Miller: And then we saw [that] the overwhelming number of people who voluntarily left the workforce during the pandemic were women. And it's not even close, it's like 80 percent of the people were women. So this is not like men and women are neck and neck here, this is really very lopsided. And I talked to Stevenson over the summer and she could see even then the shadow of school looming in the fall.

"There is a rot that's at the core of women's employment right now and that's child care and elder care, and how women are going to maintain their place in the labor force when we're really having a crisis of care in the country."
Betsey Stevenson

Mathieu: A crisis that, for many, did not get fixed in time.

Miller: That's right. And I think one of the really big questions out there still is: what will women's reentry into the workforce look like? Will they be able to come back into some of the positions that they left? Will this moment set them back, as Betsey Stevenson actually believes it could, forever for many of those women monetarily in terms of hierarchy, like what level can they achieve in those jobs? All of that. And I talked about dominos falling at the beginning. There was this issue that really struck me of women, family and jobs, but I'm going to talk about another thread that also really struck me as I've been covering COVID this year. And that was the issue of poor metabolic health increasing the risk for COVID. Here's Dariush Mozaffarian. He's a cardiologist [and] he's also dean of the Tufts Friedman School of Nutrition Science and Policy. And he's talking about what he started to see as the data emerged from last spring's COVID surge.

"In New York City, the hospital systems there published a very nice study that if someone has moderate obesity — a body mass index of 30 to 40 — they're about four-fold more likely to be hospitalized. And if they have severe obesity with a body mass index over 40, they have a six-fold higher risk of being hospitalized."
Dariush Mozaffarian

Mathieu: So coming out of the pandemic, now that we know this, you think more attention will be paid to metabolic health?

Miller: So heart disease is the number one killer in America. It kills about 600,000 people a year, which is not too different rate from the number of people who've died from COVID in the past year. And I remember so clearly Mozaffarian saying to me that it was like a slow moving pandemic, which is to say poor metabolic health, had collided with a fast moving pandemic, which is to say COVID. The danger actually in the past year is that all this lost employment could lead to more food insecurity [and] to worse metabolic health, so things going in the wrong direction. And Mozaffarian told me for him, the past year has been transformative.

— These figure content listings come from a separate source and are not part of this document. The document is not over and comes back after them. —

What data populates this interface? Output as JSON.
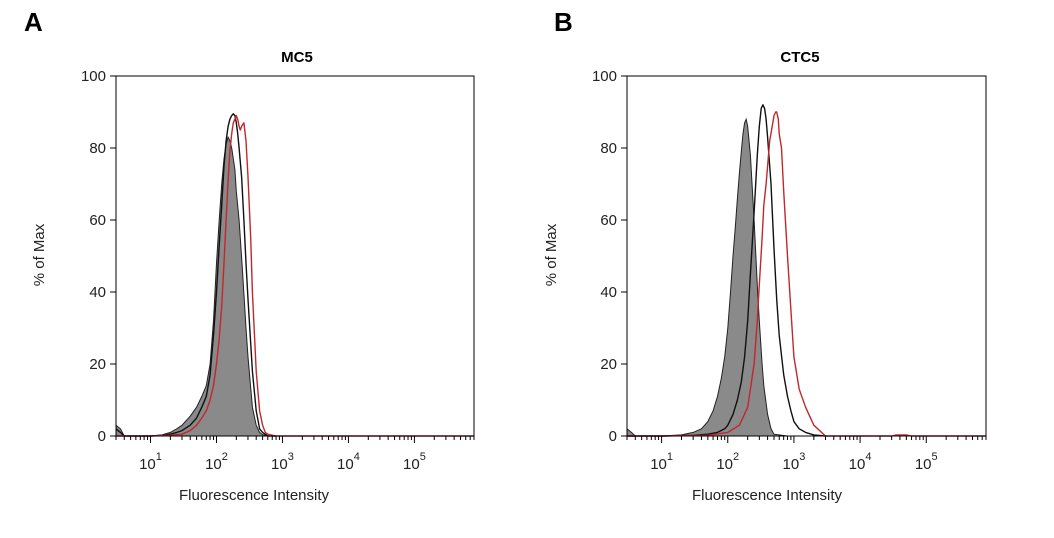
{
  "colors": {
    "filled": "#8a8a8a",
    "filled_stroke": "#222222",
    "black_line": "#111111",
    "red_line": "#c0282d",
    "frame": "#000000"
  },
  "chart_data": [
    {
      "type": "area",
      "panel_letter": "A",
      "title": "MC5",
      "xlabel": "Fluorescence Intensity",
      "ylabel": "% of Max",
      "x_scale": "log",
      "xlim": [
        3,
        800000
      ],
      "ylim": [
        0,
        100
      ],
      "yticks": [
        0,
        20,
        40,
        60,
        80,
        100
      ],
      "xticks": [
        {
          "value": 10,
          "base": "10",
          "exp": "1"
        },
        {
          "value": 100,
          "base": "10",
          "exp": "2"
        },
        {
          "value": 1000,
          "base": "10",
          "exp": "3"
        },
        {
          "value": 10000,
          "base": "10",
          "exp": "4"
        },
        {
          "value": 100000,
          "base": "10",
          "exp": "5"
        }
      ],
      "series": [
        {
          "style": "filled",
          "x": [
            3,
            3.5,
            4,
            6,
            10,
            15,
            20,
            25,
            30,
            40,
            50,
            60,
            70,
            80,
            90,
            100,
            110,
            120,
            130,
            140,
            150,
            160,
            170,
            180,
            190,
            200,
            220,
            250,
            280,
            300,
            350,
            400,
            450,
            500,
            600,
            800
          ],
          "y": [
            3,
            2,
            0,
            0,
            0,
            0.3,
            1,
            2,
            3,
            5.5,
            8,
            11,
            14,
            20,
            32,
            48,
            60,
            70,
            77,
            81,
            83,
            82,
            80,
            77,
            74,
            68,
            60,
            45,
            30,
            22,
            8,
            3,
            1,
            0.4,
            0,
            0
          ]
        },
        {
          "style": "black",
          "x": [
            3,
            3.5,
            4,
            6,
            10,
            15,
            20,
            25,
            30,
            40,
            50,
            60,
            70,
            80,
            90,
            100,
            110,
            120,
            130,
            140,
            150,
            160,
            170,
            180,
            190,
            200,
            210,
            220,
            240,
            260,
            280,
            300,
            350,
            400,
            450,
            500,
            600,
            800
          ],
          "y": [
            2,
            1,
            0,
            0,
            0,
            0.2,
            0.5,
            1,
            1.5,
            3,
            5,
            8,
            11,
            17,
            28,
            40,
            53,
            64,
            75,
            82,
            86,
            88,
            89,
            89.5,
            89,
            87,
            84,
            80,
            72,
            60,
            48,
            38,
            18,
            7,
            2,
            1,
            0,
            0
          ]
        },
        {
          "style": "red",
          "x": [
            3,
            4,
            10,
            20,
            30,
            40,
            50,
            60,
            70,
            80,
            90,
            100,
            110,
            120,
            130,
            140,
            150,
            160,
            170,
            180,
            190,
            200,
            210,
            220,
            230,
            240,
            260,
            280,
            300,
            330,
            350,
            400,
            450,
            500,
            550,
            600,
            800,
            300000,
            800000
          ],
          "y": [
            0,
            0,
            0,
            0.2,
            0.5,
            1.5,
            3,
            5,
            7,
            10,
            14,
            20,
            27,
            36,
            48,
            60,
            71,
            79,
            84,
            87,
            88,
            89,
            88,
            86,
            85,
            86,
            87,
            82,
            72,
            55,
            40,
            18,
            7,
            3,
            1,
            0.5,
            0,
            0,
            0
          ]
        }
      ]
    },
    {
      "type": "area",
      "panel_letter": "B",
      "title": "CTC5",
      "xlabel": "Fluorescence Intensity",
      "ylabel": "% of Max",
      "x_scale": "log",
      "xlim": [
        3,
        800000
      ],
      "ylim": [
        0,
        100
      ],
      "yticks": [
        0,
        20,
        40,
        60,
        80,
        100
      ],
      "xticks": [
        {
          "value": 10,
          "base": "10",
          "exp": "1"
        },
        {
          "value": 100,
          "base": "10",
          "exp": "2"
        },
        {
          "value": 1000,
          "base": "10",
          "exp": "3"
        },
        {
          "value": 10000,
          "base": "10",
          "exp": "4"
        },
        {
          "value": 100000,
          "base": "10",
          "exp": "5"
        }
      ],
      "series": [
        {
          "style": "filled",
          "x": [
            3,
            3.5,
            4,
            6,
            10,
            20,
            30,
            40,
            50,
            60,
            70,
            80,
            90,
            100,
            110,
            120,
            130,
            140,
            150,
            160,
            170,
            180,
            190,
            200,
            220,
            250,
            280,
            300,
            330,
            350,
            400,
            450,
            500,
            800
          ],
          "y": [
            2,
            1,
            0,
            0,
            0,
            0.3,
            1,
            2,
            4,
            7,
            11,
            16,
            22,
            30,
            40,
            50,
            58,
            66,
            73,
            79,
            84,
            87,
            88,
            86,
            78,
            60,
            42,
            32,
            20,
            14,
            6,
            2,
            0.5,
            0
          ]
        },
        {
          "style": "black",
          "x": [
            3,
            4,
            10,
            30,
            50,
            70,
            90,
            100,
            120,
            140,
            160,
            180,
            200,
            220,
            250,
            280,
            300,
            320,
            340,
            360,
            380,
            400,
            450,
            500,
            550,
            600,
            700,
            800,
            900,
            1000,
            1200,
            1500,
            2000,
            3000
          ],
          "y": [
            0,
            0,
            0,
            0.2,
            0.5,
            1,
            2,
            3,
            6,
            10,
            15,
            22,
            32,
            45,
            62,
            78,
            86,
            91,
            92,
            91,
            88,
            83,
            70,
            52,
            38,
            28,
            17,
            11,
            7,
            4,
            2,
            1,
            0.3,
            0
          ]
        },
        {
          "style": "red",
          "x": [
            3,
            4,
            10,
            50,
            100,
            150,
            200,
            250,
            280,
            300,
            330,
            350,
            380,
            400,
            430,
            460,
            500,
            530,
            550,
            580,
            600,
            650,
            700,
            800,
            900,
            1000,
            1200,
            1500,
            2000,
            3000,
            30000,
            35000,
            40000,
            50000,
            60000,
            800000
          ],
          "y": [
            0,
            0,
            0,
            0.2,
            1,
            3,
            8,
            20,
            32,
            42,
            55,
            64,
            70,
            75,
            82,
            85,
            89,
            90,
            90,
            88,
            84,
            80,
            68,
            50,
            35,
            22,
            13,
            8,
            3,
            0,
            0,
            0.3,
            0.3,
            0.3,
            0,
            0
          ]
        }
      ]
    }
  ]
}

"So to me, the combination of kind of the focus on racial equity and COVID-19 has really brought home and made me more passionate and determined to try to make a difference through a healthier food system because it's all intersected: supply chains, kids out of school unable to have kids get sufficient schooling, parents out of work and not having jobs, unhealthy eating, higher rates of poor metabolic health, more exposure to COVID-19. It's a vicious, negative cycle."
Dariush Mozaffarian

Mathieu: A negative cycle, and we hope we're learning more about and can fix [it].

Miller: Yeah, I think one of the things about this last year has been that there's the big story, but then there's so many really important stories that sit just underneath that big story. And sometimes they get covered up by like, how many vaccines did we get today? How many people are in the hospital? These are very important questions, but there's other super important questions that lie right under them, and I think one of the great things I've been able to do with you is [to] have these conversations. Maybe they're not the conversations everybody's having, but I think they're important.